The Tomb of the Satrap is assigned by Studniczka to the middle of the fifth century, and though the freedom of pose of some of the figures sculptured on it may make us hesitate before accepting quite so early a date, it certainly belongs to the century. Three of the four scenes which adorn the sides and ends of the tomb are clearly scenes from the history of one man, no doubt the hero contained in it, a personage represented as having a long beard, and usually wearing the conical hat of the Persians and Phrygians. The scene of one of the ends ([Fig. 80])[318] recalls the gable of the Nereid monument. The bearded man reclines on a couch at table, holding in his hand a winecup. His wife is seated at his feet; in attendance on him are two young men, one of whom fills a rhyton or drinking horn from a jug. We have here a scheme closely like that of the sepulchral banquet of Athens. And though the reference may be primarily to the family repast of the palace, yet considering that the sculptor was a Greek, it is scarcely likely that all reference to what was beyond the tomb was wholly absent from his mind. The wine which the hero drinks may very well be that poured in libation at his grave.

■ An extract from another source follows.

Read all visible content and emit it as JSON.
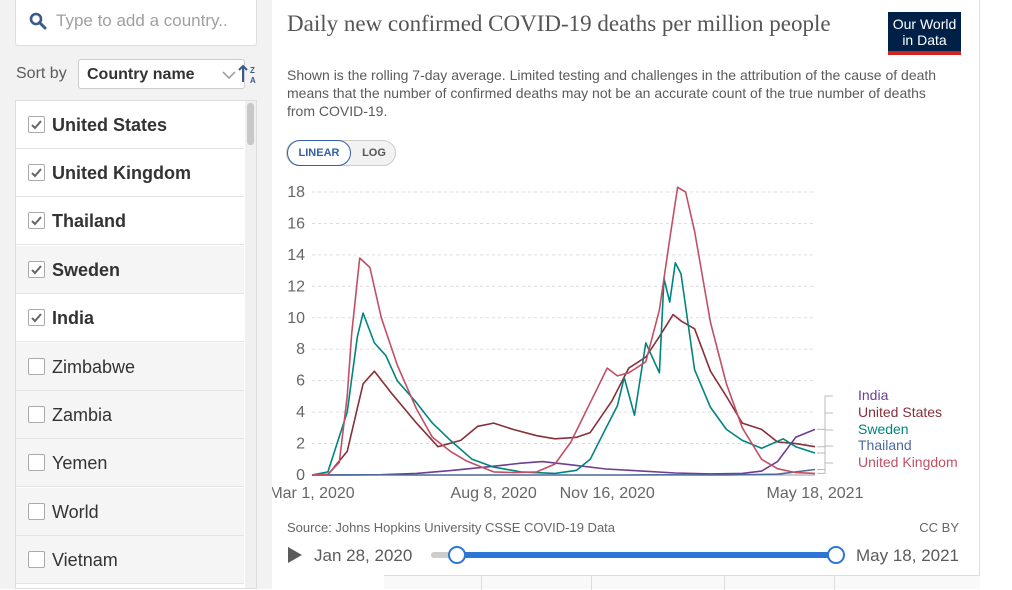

FIG. 80. SARCOPHAGUS OF THE SATRAP: END.
At the opposite end of the sarcophagus are represented four of the body-guard, conversing one with the other. On one of its sides is a scene of leave-taking. The hero sits on a throne, resting his arm Zeus-like on a sceptre, while behind him stand two of the women of his household. Before him is a young man, no doubt a son, stepping into a chariot to which four horses are already yoked, and of which he holds the reins. He turns to say a word of farewell to his father. Two other young men are present: one holds in the horses of the chariot, the other stands ready to mount a horse, and to ride beside it. Here again we have a scene to which abundant parallels may be found among the Attic grave-reliefs. The departure of a warrior or a horseman is, as we have already seen[319], an ordinary subject on the stelae of Athens and elsewhere. It may be that the son is setting out on a military expedition which brought his father fame and increase of territory.

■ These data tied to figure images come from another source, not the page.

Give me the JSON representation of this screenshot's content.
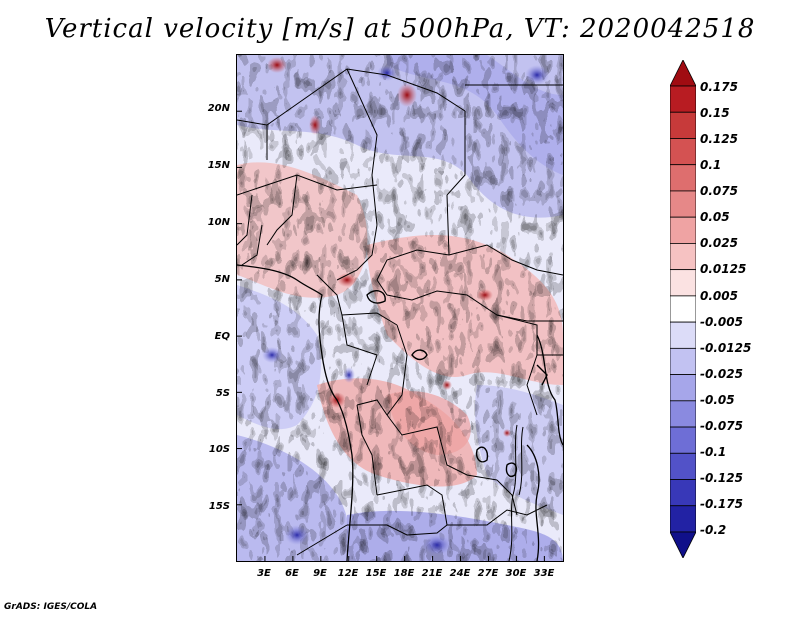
{
  "title": "Vertical velocity [m/s] at 500hPa, VT: 2020042518",
  "credit": "GrADS: IGES/COLA",
  "map": {
    "lat_range": [
      -20,
      25
    ],
    "lon_range": [
      0,
      35
    ],
    "lat_labels": [
      "20N",
      "15N",
      "10N",
      "5N",
      "EQ",
      "5S",
      "10S",
      "15S"
    ],
    "lat_values": [
      20,
      15,
      10,
      5,
      0,
      -5,
      -10,
      -15
    ],
    "lon_labels": [
      "3E",
      "6E",
      "9E",
      "12E",
      "15E",
      "18E",
      "21E",
      "24E",
      "27E",
      "30E",
      "33E"
    ],
    "lon_values": [
      3,
      6,
      9,
      12,
      15,
      18,
      21,
      24,
      27,
      30,
      33
    ]
  },
  "colorbar": {
    "labels": [
      "0.175",
      "0.15",
      "0.125",
      "0.1",
      "0.075",
      "0.05",
      "0.025",
      "0.0125",
      "0.005",
      "-0.005",
      "-0.0125",
      "-0.025",
      "-0.05",
      "-0.075",
      "-0.1",
      "-0.125",
      "-0.175",
      "-0.2"
    ],
    "colors": [
      "#a00c12",
      "#b81c22",
      "#c73a3a",
      "#d45252",
      "#de6e6e",
      "#e68888",
      "#efa3a3",
      "#f6c2c2",
      "#fbe2e2",
      "#ffffff",
      "#dcdcf8",
      "#c2c2f2",
      "#a6a6ea",
      "#8a8ae0",
      "#6e6ed6",
      "#5252c8",
      "#3838b8",
      "#2222a4",
      "#10108a"
    ]
  }
}
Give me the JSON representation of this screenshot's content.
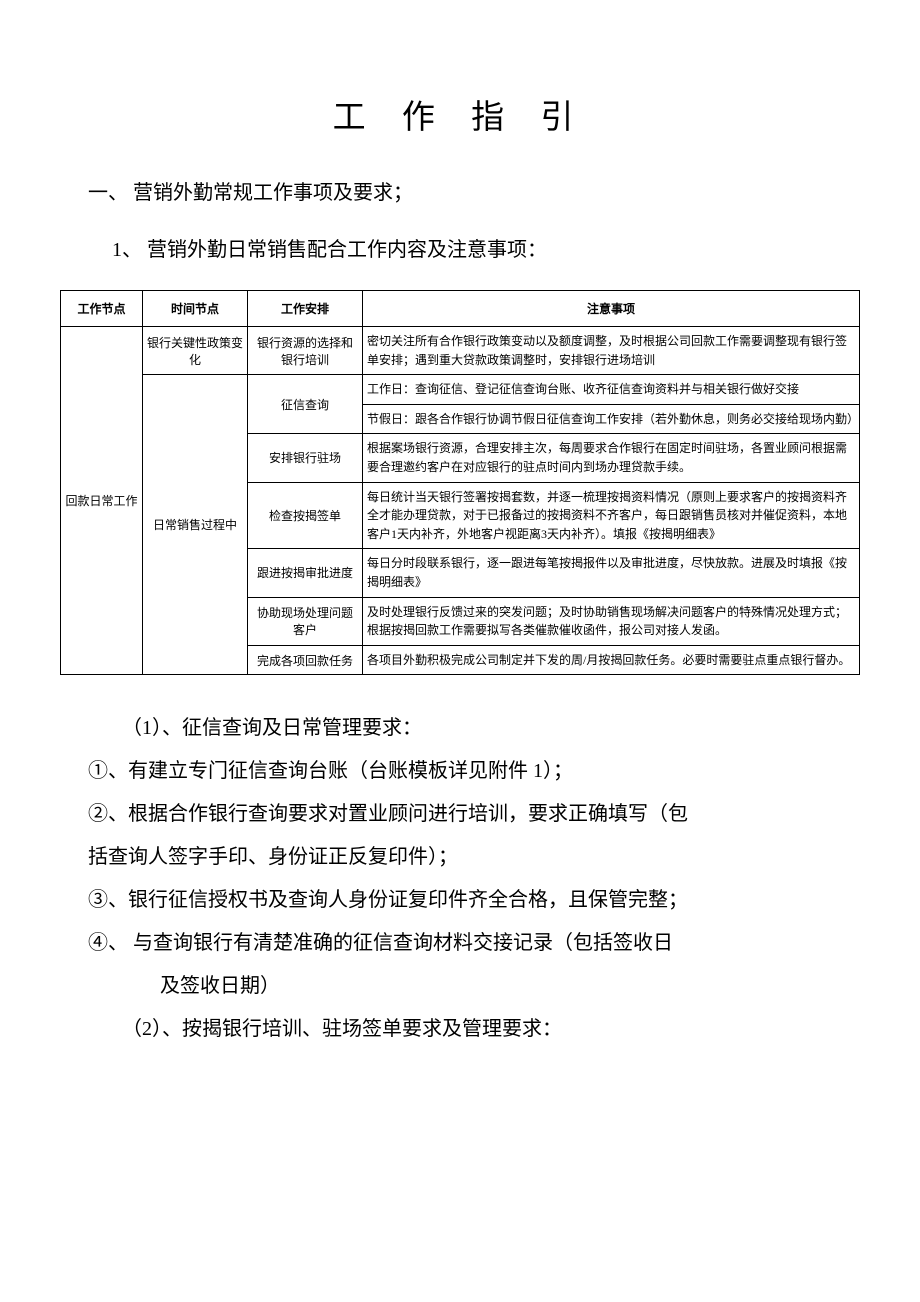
{
  "title": "工 作 指 引",
  "section1": {
    "heading": "一、 营销外勤常规工作事项及要求；",
    "sub1": {
      "heading": "1、  营销外勤日常销售配合工作内容及注意事项："
    }
  },
  "table": {
    "headers": {
      "col1": "工作节点",
      "col2": "时间节点",
      "col3": "工作安排",
      "col4": "注意事项"
    },
    "rows": {
      "workNode": "回款日常工作",
      "r1": {
        "time": "银行关键性政策变化",
        "arrange": "银行资源的选择和银行培训",
        "notes": "密切关注所有合作银行政策变动以及额度调整，及时根据公司回款工作需要调整现有银行签单安排；遇到重大贷款政策调整时，安排银行进场培训"
      },
      "timeNode2": "日常销售过程中",
      "r2a": {
        "arrange": "征信查询",
        "notes": "工作日：查询征信、登记征信查询台账、收齐征信查询资料并与相关银行做好交接"
      },
      "r2b": {
        "notes": "节假日：跟各合作银行协调节假日征信查询工作安排（若外勤休息，则务必交接给现场内勤）"
      },
      "r3": {
        "arrange": "安排银行驻场",
        "notes": "根据案场银行资源，合理安排主次，每周要求合作银行在固定时间驻场，各置业顾问根据需要合理邀约客户在对应银行的驻点时间内到场办理贷款手续。"
      },
      "r4": {
        "arrange": "检查按揭签单",
        "notes": "每日统计当天银行签署按揭套数，并逐一梳理按揭资料情况（原则上要求客户的按揭资料齐全才能办理贷款，对于已报备过的按揭资料不齐客户，每日跟销售员核对并催促资料，本地客户1天内补齐，外地客户视距离3天内补齐）。填报《按揭明细表》"
      },
      "r5": {
        "arrange": "跟进按揭审批进度",
        "notes": "每日分时段联系银行，逐一跟进每笔按揭报件以及审批进度，尽快放款。进展及时填报《按揭明细表》"
      },
      "r6": {
        "arrange": "协助现场处理问题客户",
        "notes": "及时处理银行反馈过来的突发问题；及时协助销售现场解决问题客户的特殊情况处理方式；根据按揭回款工作需要拟写各类催款催收函件，报公司对接人发函。"
      },
      "r7": {
        "arrange": "完成各项回款任务",
        "notes": "各项目外勤积极完成公司制定并下发的周/月按揭回款任务。必要时需要驻点重点银行督办。"
      }
    }
  },
  "body": {
    "p1": "（1）、征信查询及日常管理要求：",
    "p2": "①、有建立专门征信查询台账（台账模板详见附件 1）；",
    "p3a": "②、根据合作银行查询要求对置业顾问进行培训，要求正确填写（包",
    "p3b": "括查询人签字手印、身份证正反复印件）；",
    "p4": "③、银行征信授权书及查询人身份证复印件齐全合格，且保管完整；",
    "p5a": "④、 与查询银行有清楚准确的征信查询材料交接记录（包括签收日",
    "p5b": "及签收日期）",
    "p6": "（2）、按揭银行培训、驻场签单要求及管理要求："
  }
}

On the fourth side of the tomb, father and son are again prominent. It is a hunting scene. In the midst is a panther turning to bay, which father and son charge at the same moment on horseback from one side and the other. On the left a young horseman has struck down a stag, and to balance him on the right is represented a horse galloping away in a panic, having thrown his rider, whom he drags with him. There can be little doubt that all these scenes are out of the life of the person to whom the tomb is devoted, and in all his son appears with him, very probably the successor who had the sarcophagus made. The subsidiary figures may be either younger sons or merely attendants. Unfortunately we have no historical data for the assignment of the tomb to any particular ruler of Sidon.

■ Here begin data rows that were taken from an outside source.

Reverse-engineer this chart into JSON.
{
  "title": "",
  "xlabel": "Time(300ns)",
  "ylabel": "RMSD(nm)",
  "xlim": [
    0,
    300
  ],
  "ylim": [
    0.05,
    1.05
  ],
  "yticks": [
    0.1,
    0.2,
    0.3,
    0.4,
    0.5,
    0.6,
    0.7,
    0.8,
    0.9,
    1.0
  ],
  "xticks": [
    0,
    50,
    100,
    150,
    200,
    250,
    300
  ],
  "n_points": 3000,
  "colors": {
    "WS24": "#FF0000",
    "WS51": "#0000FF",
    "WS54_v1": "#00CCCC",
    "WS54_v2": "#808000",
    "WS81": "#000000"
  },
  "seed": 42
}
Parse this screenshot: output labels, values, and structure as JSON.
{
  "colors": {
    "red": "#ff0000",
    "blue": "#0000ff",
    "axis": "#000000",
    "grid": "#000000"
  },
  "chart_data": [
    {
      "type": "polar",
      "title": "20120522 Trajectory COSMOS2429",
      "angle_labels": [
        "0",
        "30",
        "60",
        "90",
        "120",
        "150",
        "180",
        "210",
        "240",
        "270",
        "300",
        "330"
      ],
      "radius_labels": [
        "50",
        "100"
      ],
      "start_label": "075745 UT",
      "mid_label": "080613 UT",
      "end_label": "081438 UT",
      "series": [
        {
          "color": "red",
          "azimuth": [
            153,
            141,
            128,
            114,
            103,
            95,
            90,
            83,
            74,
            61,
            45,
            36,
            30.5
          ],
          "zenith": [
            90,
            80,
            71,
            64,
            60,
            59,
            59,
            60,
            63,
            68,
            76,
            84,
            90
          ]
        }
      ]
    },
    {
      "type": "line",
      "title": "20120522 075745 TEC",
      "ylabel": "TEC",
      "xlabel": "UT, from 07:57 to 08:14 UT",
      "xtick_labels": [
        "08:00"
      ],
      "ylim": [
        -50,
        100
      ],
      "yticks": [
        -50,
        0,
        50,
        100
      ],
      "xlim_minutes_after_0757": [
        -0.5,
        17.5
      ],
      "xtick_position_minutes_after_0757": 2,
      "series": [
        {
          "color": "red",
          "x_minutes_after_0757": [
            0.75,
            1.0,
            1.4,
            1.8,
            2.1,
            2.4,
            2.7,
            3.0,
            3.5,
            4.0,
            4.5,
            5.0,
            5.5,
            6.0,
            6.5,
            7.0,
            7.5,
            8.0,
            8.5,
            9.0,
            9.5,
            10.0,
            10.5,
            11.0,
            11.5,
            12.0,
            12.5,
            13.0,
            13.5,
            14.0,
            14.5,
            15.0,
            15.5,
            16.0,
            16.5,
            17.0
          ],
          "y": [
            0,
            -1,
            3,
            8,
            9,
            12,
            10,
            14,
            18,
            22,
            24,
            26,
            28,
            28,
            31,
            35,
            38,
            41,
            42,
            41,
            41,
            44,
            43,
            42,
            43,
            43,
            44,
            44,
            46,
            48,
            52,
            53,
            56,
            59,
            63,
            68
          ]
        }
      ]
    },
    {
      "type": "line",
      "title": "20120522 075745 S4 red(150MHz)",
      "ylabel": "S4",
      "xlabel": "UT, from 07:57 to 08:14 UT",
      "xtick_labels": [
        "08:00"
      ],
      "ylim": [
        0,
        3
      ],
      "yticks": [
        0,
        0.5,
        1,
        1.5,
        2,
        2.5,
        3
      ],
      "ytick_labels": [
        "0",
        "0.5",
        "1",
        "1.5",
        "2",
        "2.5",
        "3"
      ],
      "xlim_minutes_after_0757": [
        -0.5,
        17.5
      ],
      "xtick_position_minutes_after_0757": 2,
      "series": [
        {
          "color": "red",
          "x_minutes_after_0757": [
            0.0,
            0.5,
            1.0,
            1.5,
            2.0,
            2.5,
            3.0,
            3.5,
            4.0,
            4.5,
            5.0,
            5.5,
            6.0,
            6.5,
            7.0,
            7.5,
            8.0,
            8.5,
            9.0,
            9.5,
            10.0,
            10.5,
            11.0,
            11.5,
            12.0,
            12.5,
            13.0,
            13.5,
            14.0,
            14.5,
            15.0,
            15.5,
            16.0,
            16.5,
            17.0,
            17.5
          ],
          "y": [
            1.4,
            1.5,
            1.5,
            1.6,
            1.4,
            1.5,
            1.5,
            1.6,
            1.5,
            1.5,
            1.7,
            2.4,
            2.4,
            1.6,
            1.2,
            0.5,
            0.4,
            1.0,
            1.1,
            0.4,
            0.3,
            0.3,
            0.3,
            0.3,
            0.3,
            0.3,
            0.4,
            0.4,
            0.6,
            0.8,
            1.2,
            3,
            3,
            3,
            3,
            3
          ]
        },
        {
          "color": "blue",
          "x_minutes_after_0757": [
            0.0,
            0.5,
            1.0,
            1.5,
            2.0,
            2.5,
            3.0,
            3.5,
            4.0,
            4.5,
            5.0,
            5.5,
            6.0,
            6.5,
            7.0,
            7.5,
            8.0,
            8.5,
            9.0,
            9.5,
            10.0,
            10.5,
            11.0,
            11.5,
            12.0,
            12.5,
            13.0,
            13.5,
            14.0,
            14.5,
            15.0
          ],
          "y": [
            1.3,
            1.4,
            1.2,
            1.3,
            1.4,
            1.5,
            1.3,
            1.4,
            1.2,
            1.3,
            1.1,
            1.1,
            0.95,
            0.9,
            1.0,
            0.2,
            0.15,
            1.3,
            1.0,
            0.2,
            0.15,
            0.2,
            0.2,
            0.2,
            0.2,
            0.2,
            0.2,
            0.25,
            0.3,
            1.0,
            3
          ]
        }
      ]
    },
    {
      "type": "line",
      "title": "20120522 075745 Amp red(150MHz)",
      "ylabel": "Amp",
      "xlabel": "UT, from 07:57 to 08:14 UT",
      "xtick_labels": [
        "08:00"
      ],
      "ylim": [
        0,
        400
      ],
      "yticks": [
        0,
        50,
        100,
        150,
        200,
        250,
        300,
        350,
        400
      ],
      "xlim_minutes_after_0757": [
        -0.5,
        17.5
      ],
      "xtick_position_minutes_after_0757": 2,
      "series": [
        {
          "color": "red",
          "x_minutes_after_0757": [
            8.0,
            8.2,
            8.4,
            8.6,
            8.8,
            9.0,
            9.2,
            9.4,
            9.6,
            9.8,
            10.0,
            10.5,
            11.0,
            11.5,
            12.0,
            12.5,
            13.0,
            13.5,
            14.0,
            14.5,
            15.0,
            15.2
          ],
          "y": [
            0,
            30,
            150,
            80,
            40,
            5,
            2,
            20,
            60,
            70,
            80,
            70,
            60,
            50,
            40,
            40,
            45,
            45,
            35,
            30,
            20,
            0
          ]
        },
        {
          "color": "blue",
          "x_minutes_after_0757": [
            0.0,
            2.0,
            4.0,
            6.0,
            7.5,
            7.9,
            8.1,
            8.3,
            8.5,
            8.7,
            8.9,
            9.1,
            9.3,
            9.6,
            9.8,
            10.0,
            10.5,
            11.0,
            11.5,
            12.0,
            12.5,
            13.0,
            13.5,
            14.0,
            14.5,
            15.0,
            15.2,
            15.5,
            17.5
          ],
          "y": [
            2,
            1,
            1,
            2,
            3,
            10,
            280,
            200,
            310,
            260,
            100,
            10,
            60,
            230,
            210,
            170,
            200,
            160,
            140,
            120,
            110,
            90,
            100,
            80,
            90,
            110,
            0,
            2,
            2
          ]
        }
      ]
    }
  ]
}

M. Reinach insists with justice on the importance of this tomb as a monument of the great art of Ionia of the fifth century, an art of which little has come down to us, but of the splendour of which we can judge from the statements of ancient writers. Our sarcophagus lies half-way between the reliefs of Assyria, recording the great deeds of the kings, in an exaggerated and ideal historical record, and the sculpture of purely Greek monuments such as the Mausoleum, where the battles of Greeks and Amazons, of Lapiths and Centaurs, take the place of the contests of ordinary men. The Lycian Tomb and that of the Mourning Women belong almost entirely to the idealizing tendency of Greek sculpture already spoken of, which translated the present into the past and the human into the heroic. With the age of Alexander the historic tendency once more prevails, since the deeds of Alexander and his contemporaries might well seem pitched at a level quite as high as the mythic exploits of Herakles and Theseus.
The Lycian Tomb may be dated about the year 420. It owes its name to its curious form, a form common in Lycia, the cover being set on in the shape of a Gothic arch. The conjecture has been hazarded that it was originally made for a Lycian chief and carried off by its Phoenician proprietor; but for this view there is not much evidence.
FIG. 81. SPHINXES: LYCIAN SARCOPHAGUS.
The two ends are adorned, with consummate taste and adaptation to space, with mythic subjects. Above, at one end, are a pair of griffins, at the other a pair of sphinxes, whose beautiful faces might be those of two angels of death ([Fig. 81]). Below are Centaurs in carefully balanced groups. The sides of the tomb bear reliefs the subjects of which are taken from daily life, but daily life treated quite generally, and with a view to the laws of sculptural composition rather than with any intention to set forth the history of a life. On one side two Amazons, each in a four-horse chariot and attended by a female charioteer, attack a lion. On the other side five men on horseback close in upon a boar. The hunters are all young men of the type of the riders on the frieze of the Parthenon, to some of whom in fact they bear a very close resemblance. But the chariot used for lion-hunting savours rather of Assyria than of Greece. The reliefs were fully coloured, such accessories as reins and spears being filled in in metal.